In the end, it took all of 11 seconds, but the fallout in two American cities may last for years.
LeBron James announced last night on ESPN that he's leaving the Cleveland Cavaliers and heading to the Miami Heat to form a new power trio with fellow star players Dwyane Wade and Chris Bosh.
The reaction in both cities has been seismic.
Miami is a bit sunnier today if that's even possible, while in Cleveland, where James played for seven years, there is a new layer of bitterness in a place where sports and hard luck have gone together for many years.
James, Wade and Bosh all structured their contracts so they'd be free agents at the same time. Speculation and rumor by sports reporters over which team would score the NBA's most coveted free agent drove sports fans delirious with anticipation.
"LeBron? What's your decision," the ESPN announcer said after what seemed like endless delay.
At 9:27 p.m., he broke Ohio's heart
"This fall — man, this is very tough — this fall, I'm going to take my talents to South Beach and join the Miami Heat."
Answer in hand, the questions began: LeBron, why Miami?

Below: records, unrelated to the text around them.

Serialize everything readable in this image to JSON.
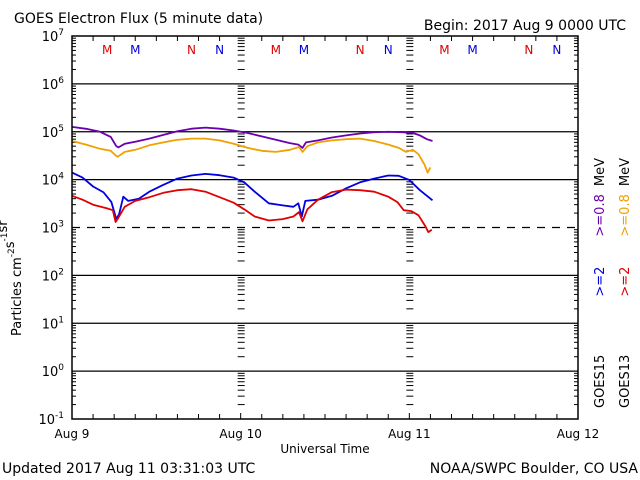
{
  "chart_data": {
    "type": "line",
    "title": "GOES Electron Flux (5 minute data)",
    "begin_label": "Begin: 2017 Aug 9 0000 UTC",
    "xlabel": "Universal Time",
    "ylabel_base": "Particles cm",
    "ylabel_parts": [
      {
        "text": "Particles cm",
        "sup": ""
      },
      {
        "text": "",
        "sup": "-2"
      },
      {
        "text": "s",
        "sup": "-1"
      },
      {
        "text": "sr",
        "sup": "-1"
      }
    ],
    "x_unit": "hours since 2017 Aug 9 00:00 UTC",
    "xlim": [
      0,
      72
    ],
    "x_ticks": [
      {
        "hours": 0,
        "label": "Aug 9"
      },
      {
        "hours": 24,
        "label": "Aug 10"
      },
      {
        "hours": 48,
        "label": "Aug 11"
      },
      {
        "hours": 72,
        "label": "Aug 12"
      }
    ],
    "yscale": "log",
    "ylim_log10": [
      -1,
      7
    ],
    "y_ticks": [
      {
        "exp": 7,
        "base": "10",
        "sup": "7"
      },
      {
        "exp": 6,
        "base": "10",
        "sup": "6"
      },
      {
        "exp": 5,
        "base": "10",
        "sup": "5"
      },
      {
        "exp": 4,
        "base": "10",
        "sup": "4"
      },
      {
        "exp": 3,
        "base": "10",
        "sup": "3"
      },
      {
        "exp": 2,
        "base": "10",
        "sup": "2"
      },
      {
        "exp": 1,
        "base": "10",
        "sup": "1"
      },
      {
        "exp": 0,
        "base": "10",
        "sup": "0"
      },
      {
        "exp": -1,
        "base": "10",
        "sup": "-1"
      }
    ],
    "grid_log10": [
      6,
      5,
      4,
      2,
      1,
      0
    ],
    "threshold": {
      "value": 1000,
      "style": "dashed"
    },
    "day_markers_hours": [
      24,
      48
    ],
    "mn_markers": [
      {
        "hours": 5.0,
        "letter": "M",
        "color": "#e00000"
      },
      {
        "hours": 9.0,
        "letter": "M",
        "color": "#0000e0"
      },
      {
        "hours": 17.0,
        "letter": "N",
        "color": "#e00000"
      },
      {
        "hours": 21.0,
        "letter": "N",
        "color": "#0000e0"
      },
      {
        "hours": 29.0,
        "letter": "M",
        "color": "#e00000"
      },
      {
        "hours": 33.0,
        "letter": "M",
        "color": "#0000e0"
      },
      {
        "hours": 41.0,
        "letter": "N",
        "color": "#e00000"
      },
      {
        "hours": 45.0,
        "letter": "N",
        "color": "#0000e0"
      },
      {
        "hours": 53.0,
        "letter": "M",
        "color": "#e00000"
      },
      {
        "hours": 57.0,
        "letter": "M",
        "color": "#0000e0"
      },
      {
        "hours": 65.0,
        "letter": "N",
        "color": "#e00000"
      },
      {
        "hours": 69.0,
        "letter": "N",
        "color": "#0000e0"
      }
    ],
    "legend": {
      "placement": "right (rotated)",
      "columns": [
        {
          "satellite": "GOES15",
          "entries": [
            {
              "label": ">=2",
              "color": "#0000e0"
            },
            {
              "label": ">=0.8",
              "color": "#6a00b0"
            },
            {
              "label": "MeV",
              "color": "#000000"
            }
          ]
        },
        {
          "satellite": "GOES13",
          "entries": [
            {
              "label": ">=2",
              "color": "#e00000"
            },
            {
              "label": ">=0.8",
              "color": "#f0a000"
            },
            {
              "label": "MeV",
              "color": "#000000"
            }
          ]
        }
      ]
    },
    "series": [
      {
        "name": "GOES15 >=0.8 MeV",
        "color": "#6a00b0",
        "points_hours_flux": [
          [
            0,
            126000
          ],
          [
            2,
            115000
          ],
          [
            4,
            100000
          ],
          [
            5.5,
            78000
          ],
          [
            6.3,
            50000
          ],
          [
            6.6,
            47000
          ],
          [
            7.5,
            56000
          ],
          [
            9,
            62000
          ],
          [
            11,
            72000
          ],
          [
            13,
            86000
          ],
          [
            15,
            102000
          ],
          [
            17,
            116000
          ],
          [
            19,
            122000
          ],
          [
            21,
            116000
          ],
          [
            23,
            106000
          ],
          [
            25,
            94000
          ],
          [
            27,
            80000
          ],
          [
            29,
            68000
          ],
          [
            31,
            58000
          ],
          [
            32.2,
            54000
          ],
          [
            32.8,
            46000
          ],
          [
            33.3,
            60000
          ],
          [
            35,
            66000
          ],
          [
            37,
            76000
          ],
          [
            39,
            84000
          ],
          [
            41,
            92000
          ],
          [
            43,
            98000
          ],
          [
            45,
            100000
          ],
          [
            47,
            98000
          ],
          [
            48.5,
            94000
          ],
          [
            49.5,
            84000
          ],
          [
            50.5,
            70000
          ],
          [
            51.3,
            64000
          ]
        ]
      },
      {
        "name": "GOES13 >=0.8 MeV",
        "color": "#f0a000",
        "points_hours_flux": [
          [
            0,
            64000
          ],
          [
            2,
            54000
          ],
          [
            4,
            44000
          ],
          [
            5.5,
            40000
          ],
          [
            6.2,
            32000
          ],
          [
            6.5,
            30000
          ],
          [
            7.5,
            38000
          ],
          [
            9,
            42000
          ],
          [
            11,
            52000
          ],
          [
            13,
            60000
          ],
          [
            15,
            68000
          ],
          [
            17,
            72000
          ],
          [
            19,
            72000
          ],
          [
            21,
            66000
          ],
          [
            23,
            56000
          ],
          [
            25,
            46000
          ],
          [
            27,
            40000
          ],
          [
            29,
            38000
          ],
          [
            31,
            42000
          ],
          [
            32.3,
            48000
          ],
          [
            32.8,
            38000
          ],
          [
            33.5,
            50000
          ],
          [
            35,
            60000
          ],
          [
            37,
            66000
          ],
          [
            39,
            70000
          ],
          [
            41,
            72000
          ],
          [
            43,
            64000
          ],
          [
            45,
            54000
          ],
          [
            46.5,
            46000
          ],
          [
            47.5,
            38000
          ],
          [
            48.5,
            42000
          ],
          [
            49.3,
            34000
          ],
          [
            50.2,
            20000
          ],
          [
            50.6,
            14000
          ],
          [
            51,
            18000
          ]
        ]
      },
      {
        "name": "GOES15 >=2 MeV",
        "color": "#0000e0",
        "points_hours_flux": [
          [
            0,
            14000
          ],
          [
            1.5,
            11000
          ],
          [
            3,
            7200
          ],
          [
            4.5,
            5400
          ],
          [
            5.6,
            3400
          ],
          [
            6.3,
            1500
          ],
          [
            6.7,
            1900
          ],
          [
            7.3,
            4400
          ],
          [
            8,
            3600
          ],
          [
            9.5,
            4000
          ],
          [
            11,
            5600
          ],
          [
            13,
            7800
          ],
          [
            15,
            10500
          ],
          [
            17,
            12200
          ],
          [
            19,
            13200
          ],
          [
            21,
            12400
          ],
          [
            23,
            11000
          ],
          [
            24.5,
            8800
          ],
          [
            26,
            5600
          ],
          [
            28,
            3200
          ],
          [
            30,
            2900
          ],
          [
            31.5,
            2700
          ],
          [
            32.2,
            3200
          ],
          [
            32.7,
            1700
          ],
          [
            33.2,
            3600
          ],
          [
            35,
            3800
          ],
          [
            37,
            4600
          ],
          [
            39,
            6600
          ],
          [
            41,
            8800
          ],
          [
            43,
            10500
          ],
          [
            45,
            12200
          ],
          [
            46.5,
            12000
          ],
          [
            48,
            9800
          ],
          [
            49.5,
            6000
          ],
          [
            51.3,
            3700
          ]
        ]
      },
      {
        "name": "GOES13 >=2 MeV",
        "color": "#e00000",
        "points_hours_flux": [
          [
            0,
            4600
          ],
          [
            1.5,
            3800
          ],
          [
            3,
            3000
          ],
          [
            5,
            2500
          ],
          [
            5.8,
            2300
          ],
          [
            6.2,
            1300
          ],
          [
            6.6,
            1600
          ],
          [
            7.5,
            2700
          ],
          [
            9,
            3600
          ],
          [
            11,
            4300
          ],
          [
            13,
            5300
          ],
          [
            15,
            6000
          ],
          [
            17,
            6300
          ],
          [
            19,
            5600
          ],
          [
            21,
            4300
          ],
          [
            23,
            3300
          ],
          [
            24.5,
            2400
          ],
          [
            26,
            1700
          ],
          [
            28,
            1400
          ],
          [
            30,
            1500
          ],
          [
            31.5,
            1700
          ],
          [
            32.3,
            2100
          ],
          [
            32.8,
            1350
          ],
          [
            33.5,
            2400
          ],
          [
            35,
            3800
          ],
          [
            37,
            5500
          ],
          [
            39,
            6200
          ],
          [
            41,
            6000
          ],
          [
            43,
            5600
          ],
          [
            45,
            4400
          ],
          [
            46.3,
            3400
          ],
          [
            47.2,
            2300
          ],
          [
            48.3,
            2200
          ],
          [
            49.3,
            1800
          ],
          [
            50.3,
            1050
          ],
          [
            50.7,
            800
          ],
          [
            51.2,
            900
          ]
        ]
      }
    ]
  },
  "footer": {
    "updated": "Updated 2017 Aug 11 03:31:03 UTC",
    "source": "NOAA/SWPC Boulder, CO USA"
  }
}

"I felt like this is going to give me the best opportunity to win and to win for multiple years. I want to be able to win championships and I feel like I can compete down there."
Cleveland — a city that last won a major professional sports championship in 1964, a city whose sports failures are cataloged in one-word descriptions like The Drive, The Fumble, The Shot — now has The Decision.
For the hundreds of people watching at Harry Buffalo, a bar right next to the Cleveland Cavaliers' home arena, the night was over as soon as James uttered the words that chilled them to the core: "South Beach."
"I feel like my heart's been ripped out, stomped on and everything," said Stephanie Ramos, who was near tears. "I can't even believe that he couldn't be loyal and try to win a … I feel like 10 championships there wouldn't equal to one that he could've gotten here."
During his post-decision interview, James — who has the word "loyalty" tattooed on his chest — watched a video of a Clevelander burning his Cavaliers jersey. "I can't get involved in that," he responded. But James said he gave the franchise everything in his seven years there and understands the pain his decision is causing.
"I feel awful that I’m leaving. I feel even worse that I wasn't able to bring an NBA championship to that city because I know they've been wanting it a long time," he said. "To my real fans out there, I hope you guys continue to support me all the way in Miami, and I guess I’ll see you guys, you know, this fall."
It's bound to be an icy welcome when Miami visits Cleveland — and not just from fans.
On the Cavaliers' website, Cavaliers owner Dan Gilbert wrote a blistering open letter in which he called James' decision a cowardly betrayal and a shameful display of selfishness by one of our own. Gilbert also personally guaranteed that Cleveland will win an NBA title before the "self-declared former 'King'" wins one.
Considering how the Cavs' heart and soul has been transplanted to Miami and how the Heat now have to be part of any championship conversation, Gilbert and his team are going to need a lot more than angry words.